Oh man oh man. What a horrible day.
It started out good, as all days do, but it just kept getting worse.
Bre was upset today, one of those days I guess.
For me, everything was fine until third period. I felt so down, ignored and unwanted. Horrible thoughts were going through my mind. This proceeded at work where I bawled for a few hours.
A coworker was having a similar day. I hate when someone else is upset at the same time I am. So I had the choice of being emotional with her, or changing my attitude for a while and cheering up. I chose the latter.
What better way to feel good than some good ol' flirting and joking around. Which is exactly what I did.
Remember the work guy I wrote about a while ago? Well him and I chatted a bit.
What is it about guys knowing exactly what to say? Are us woman really that predictable?
When we were talking, he mentioned how hard this guy works. I replied with "yes, unlike you who sits around doing nothing."

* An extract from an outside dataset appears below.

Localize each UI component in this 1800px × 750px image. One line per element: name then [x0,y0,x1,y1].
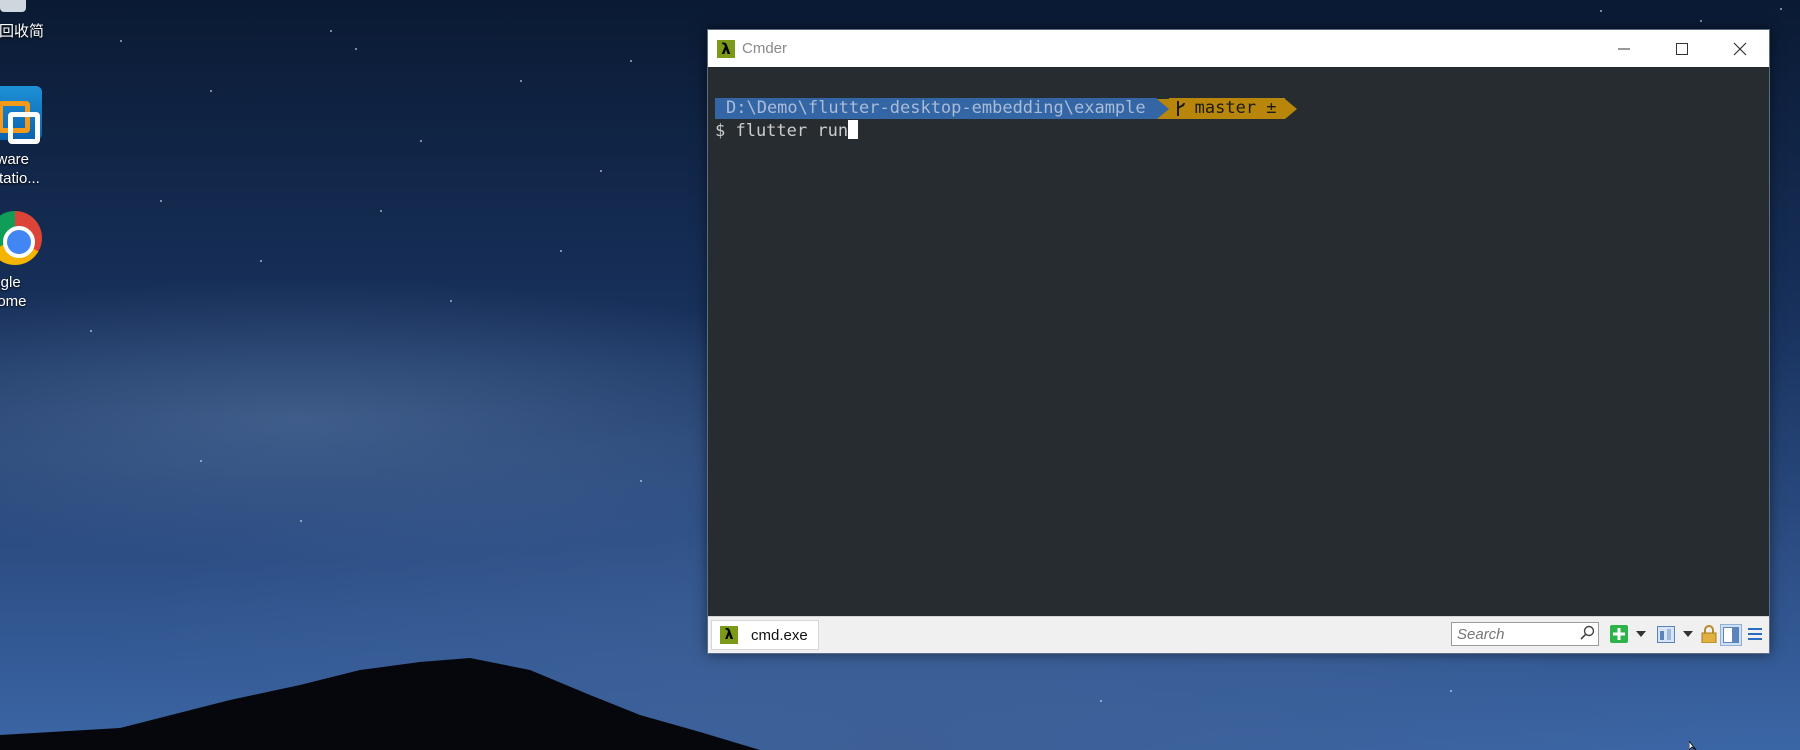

His response? "I get distracted."
When I asked by what, he wouldn't reply and just told me to think about it.
I'm not stupid, I knew he was talking about me. What I find hilarious is that he had the audacity to do that just a few seconds after we finished talking about him being a player.
Men! Honestly! What do they take us for? Blonde bimbos?
I had a really nice chat with my manager though. She is such an awesome woman. She mentioned how gorgeous she thinks I am and that she would feel like she was the luckiest woman if I were her daughter.
I wanted to say that I have no personality and I'm a horrible daughter. I've learned to agree with what people say, at least to their face.
To make the day worse, the Oilers are losing horribly!